Dieser Blick ist es, den ich provozieren wollte, das Einbringen all dessen, was sich da oft so defizitär und so stigmatisierend anhört. Migration als Bereicherung, fremde Kulturen als weniger fremd denn als nah; Menschen halt, die mir als Schüler begegnen und die ich in gänzlich andere Lebensentwürfe dann täglich entlasse."
Eine Begegnung der "besonderen Art", die da stattfand und die deutlich macht, wie sehr Lebenswelten in der Schule aufeinanderprallen können, ohne dass dies einem im Unterrichtsalltag bewusst werden muss, die aber für den Lernerfolg von Kinder und Jugendlichen entscheidend wichtig ist.

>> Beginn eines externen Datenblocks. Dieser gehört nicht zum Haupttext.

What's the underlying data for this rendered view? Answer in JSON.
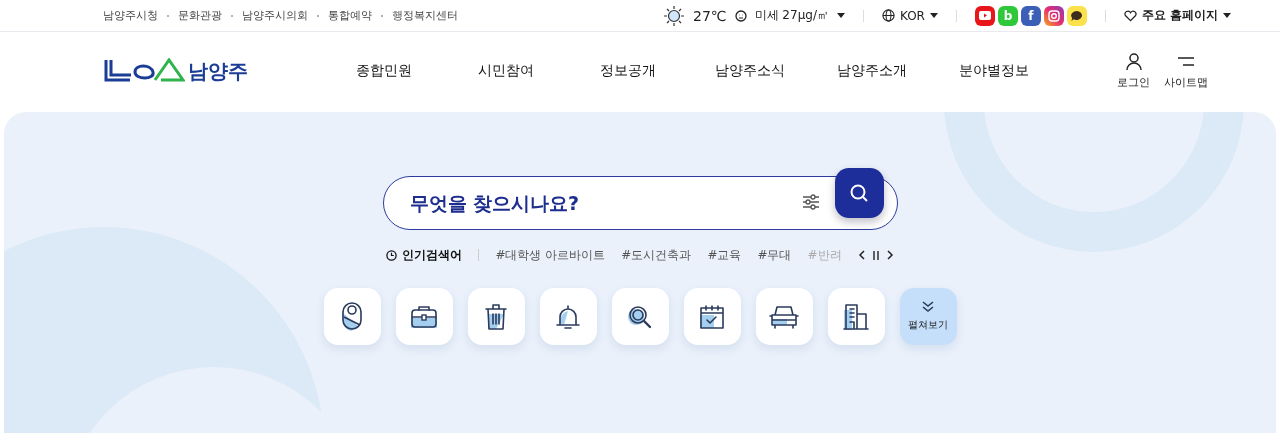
{
  "top_links": [
    "남양주시청",
    "문화관광",
    "남양주시의회",
    "통합예약",
    "행정복지센터"
  ],
  "weather": {
    "temperature": "27℃",
    "dust": "미세 27μg/㎥"
  },
  "language": {
    "label": "KOR"
  },
  "social": [
    {
      "kind": "youtube"
    },
    {
      "kind": "blog",
      "label": "b"
    },
    {
      "kind": "facebook",
      "label": "f"
    },
    {
      "kind": "instagram"
    },
    {
      "kind": "kakao"
    }
  ],
  "homepages": {
    "label": "주요 홈페이지"
  },
  "logo": {
    "text": "남양주"
  },
  "nav": [
    "종합민원",
    "시민참여",
    "정보공개",
    "남양주소식",
    "남양주소개",
    "분야별정보"
  ],
  "utility": [
    {
      "kind": "login",
      "label": "로그인"
    },
    {
      "kind": "sitemap",
      "label": "사이트맵"
    }
  ],
  "search": {
    "placeholder": "무엇을 찾으시나요?"
  },
  "popular": {
    "label": "인기검색어",
    "keywords": [
      "#대학생 아르바이트",
      "#도시건축과",
      "#교육",
      "#무대",
      "#반려"
    ]
  },
  "quick_links": [
    {
      "kind": "baby"
    },
    {
      "kind": "briefcase"
    },
    {
      "kind": "trash"
    },
    {
      "kind": "bell"
    },
    {
      "kind": "magnifier"
    },
    {
      "kind": "calendar"
    },
    {
      "kind": "car"
    },
    {
      "kind": "building"
    },
    {
      "kind": "more",
      "label": "펼쳐보기"
    }
  ]
}
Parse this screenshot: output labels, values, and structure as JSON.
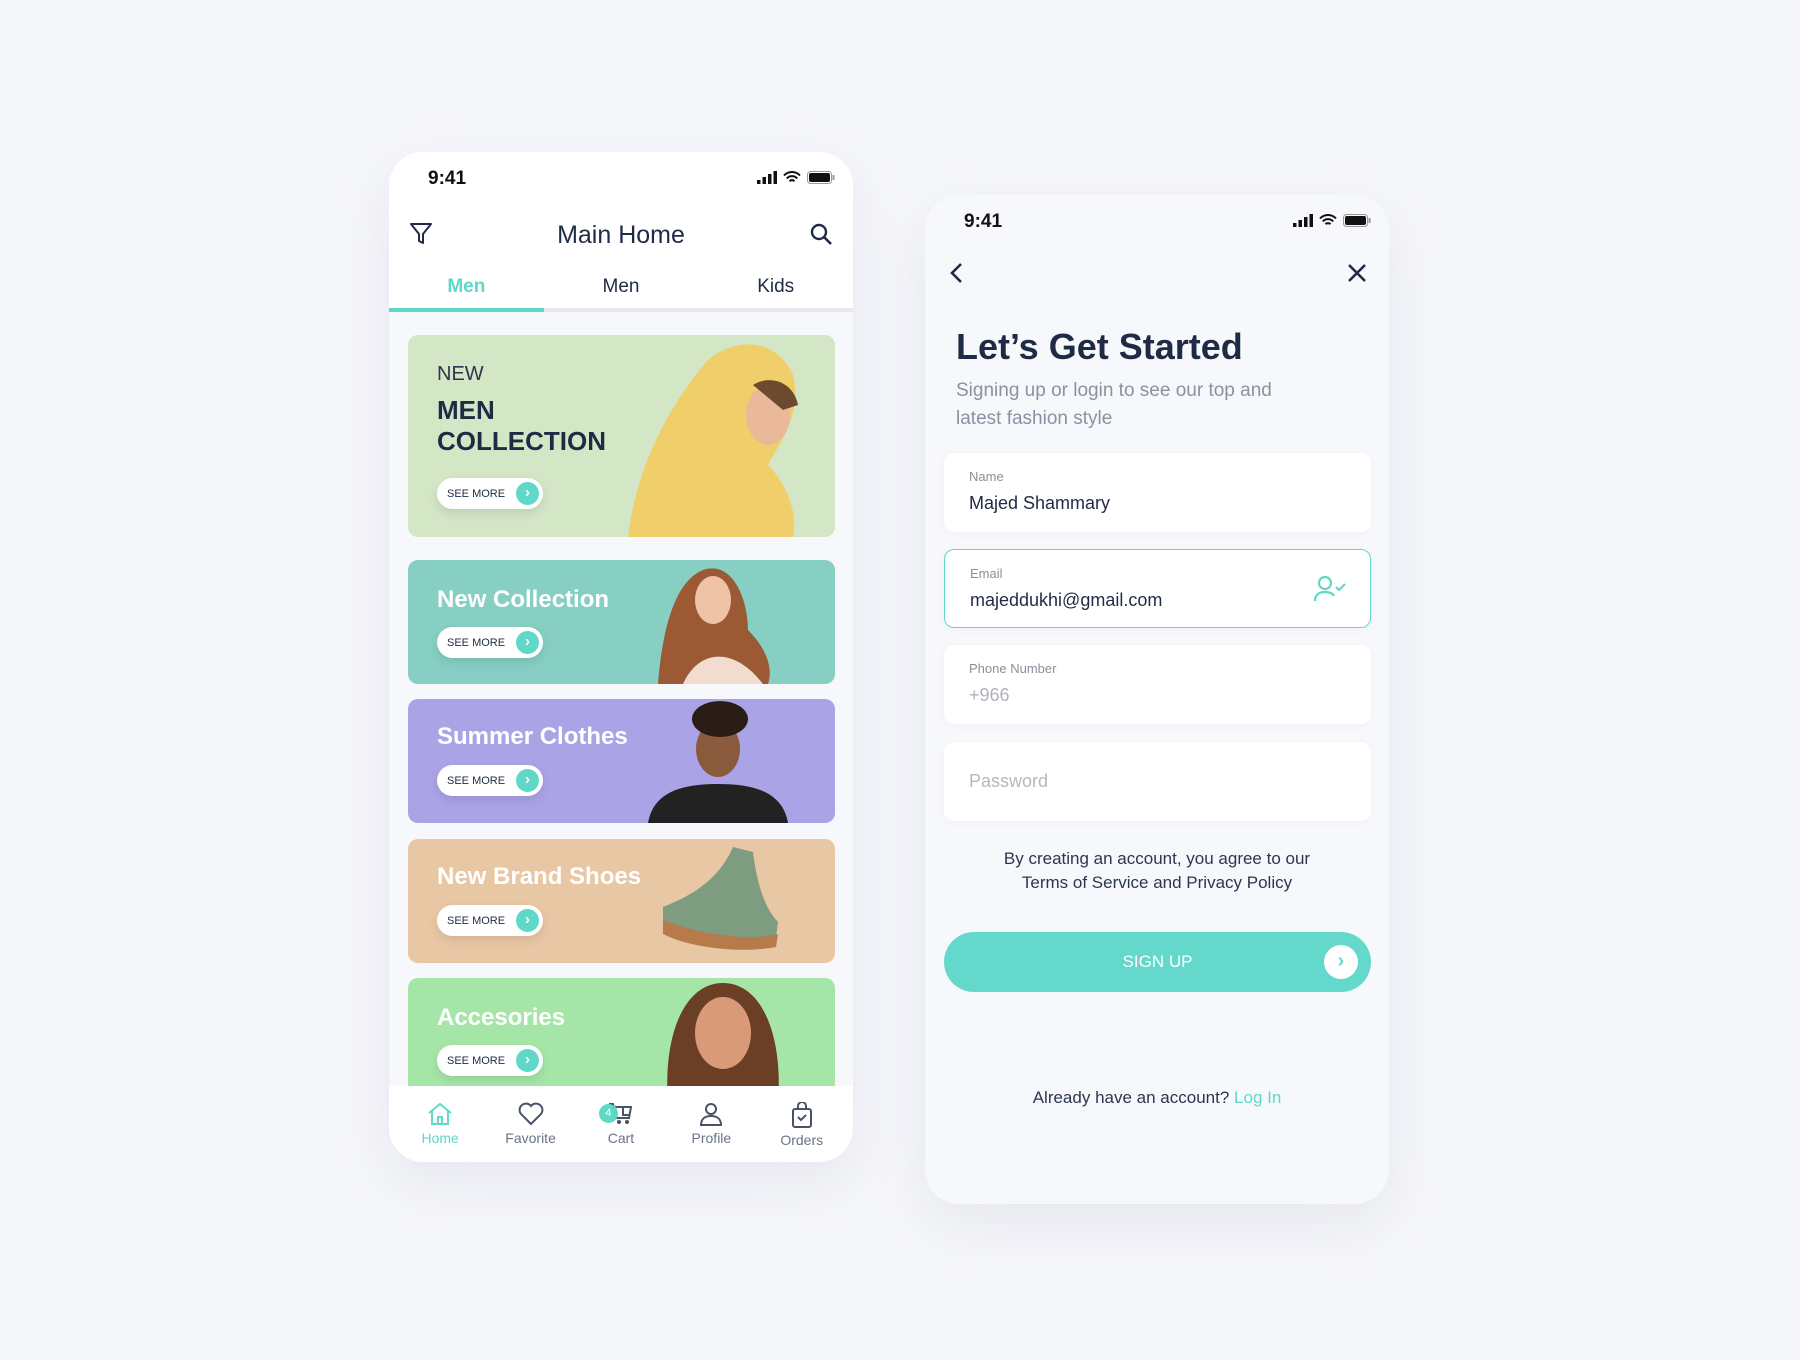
{
  "accent": "#5fd8c8",
  "home": {
    "status_time": "9:41",
    "title": "Main Home",
    "tabs": [
      "Men",
      "Men",
      "Kids"
    ],
    "banners": [
      {
        "kicker": "NEW",
        "title_line1": "MEN",
        "title_line2": "COLLECTION",
        "cta": "SEE MORE",
        "color": "#d3e6c6"
      },
      {
        "title": "New Collection",
        "cta": "SEE MORE",
        "color": "#87cfc3"
      },
      {
        "title": "Summer Clothes",
        "cta": "SEE MORE",
        "color": "#aaa3e6"
      },
      {
        "title": "New Brand Shoes",
        "cta": "SEE MORE",
        "color": "#e8c7a4"
      },
      {
        "title": "Accesories",
        "cta": "SEE MORE",
        "color": "#a5e6a8"
      }
    ],
    "nav": [
      {
        "label": "Home",
        "icon": "home-icon"
      },
      {
        "label": "Favorite",
        "icon": "heart-icon"
      },
      {
        "label": "Cart",
        "icon": "cart-icon",
        "badge": "4"
      },
      {
        "label": "Profile",
        "icon": "user-icon"
      },
      {
        "label": "Orders",
        "icon": "bag-icon"
      }
    ]
  },
  "signup": {
    "status_time": "9:41",
    "title": "Let’s Get Started",
    "subtitle": "Signing up or login to see our top and latest fashion style",
    "name_label": "Name",
    "name_value": "Majed Shammary",
    "email_label": "Email",
    "email_value": "majeddukhi@gmail.com",
    "phone_label": "Phone Number",
    "phone_placeholder": "+966",
    "password_placeholder": "Password",
    "terms_line1": "By creating an account, you agree to our",
    "terms_line2": "Terms of Service and Privacy Policy",
    "button": "SIGN UP",
    "already": "Already have an account?",
    "login": "Log In"
  }
}
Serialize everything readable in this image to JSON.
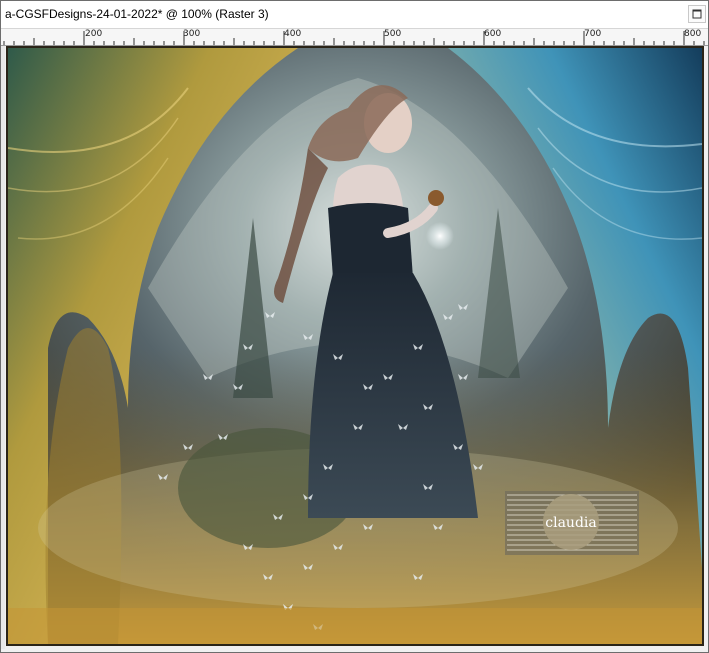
{
  "window": {
    "title": "a-CGSFDesigns-24-01-2022* @ 100% (Raster 3)"
  },
  "ruler": {
    "labels": [
      "200",
      "300",
      "400",
      "500",
      "600",
      "700",
      "800"
    ]
  },
  "watermark": {
    "text": "claudia"
  },
  "colors": {
    "gold": "#c9a24a",
    "teal": "#3f8fb0",
    "dark": "#16202a"
  }
}
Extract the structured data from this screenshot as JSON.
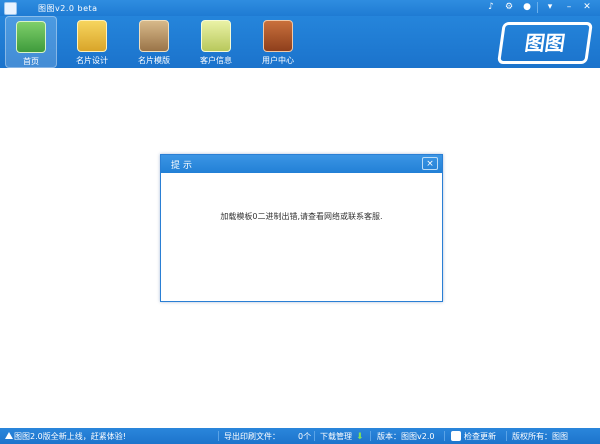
{
  "title_bar": {
    "app_title": "图图v2.0 beta",
    "controls": [
      "bell-icon",
      "gear-icon",
      "chat-icon",
      "menu-icon",
      "minimize-icon",
      "close-icon"
    ]
  },
  "toolbar": {
    "items": [
      {
        "label": "首页",
        "icon": "storefront-icon",
        "active": true
      },
      {
        "label": "名片设计",
        "icon": "pencil-card-icon",
        "active": false
      },
      {
        "label": "名片模版",
        "icon": "template-icon",
        "active": false
      },
      {
        "label": "客户信息",
        "icon": "clipboard-icon",
        "active": false
      },
      {
        "label": "用户中心",
        "icon": "user-book-icon",
        "active": false
      }
    ],
    "logo_text": "图图"
  },
  "dialog": {
    "title": "提示",
    "message": "加载模板0二进制出错,请查看网络或联系客服.",
    "close_label": "×"
  },
  "status_bar": {
    "announcement": "图图2.0版全新上线，赶紧体验!",
    "export_label": "导出印刷文件：",
    "export_count": "0个",
    "download_label": "下载管理",
    "version_label": "版本：图图v2.0",
    "check_update_label": "检查更新",
    "copyright_label": "版权所有：图图"
  },
  "colors": {
    "brand_blue": "#1f7bd3",
    "dialog_border": "#2a7fd4",
    "download_arrow": "#7fe05a"
  }
}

Eigentlich eine Binsenweisheit. Kein Wunder also, dass Peter Gutsche diese Fotografie mit in den Sammelband aufgenommen hat. Diese kleine Begebenheit gibt vielleicht einen konkreten Einblick in das, was wir mit unserer Kulturarbeit erreichen wollen. Wir wollen die Jugendlichen persönlich abholen, sie und ihre Kultur ernstnehmen und ihnen für sie schulische Anknüpfungspunkte bieten, die sie für ihre Persönlichkeitsentwicklung gewinnbringend nutzen können. Wenn wir da einige Schritte gehen können, so denken wir, sind wir in unserer schulischen Arbeit insgesamt ein Stückchen weitergekommen.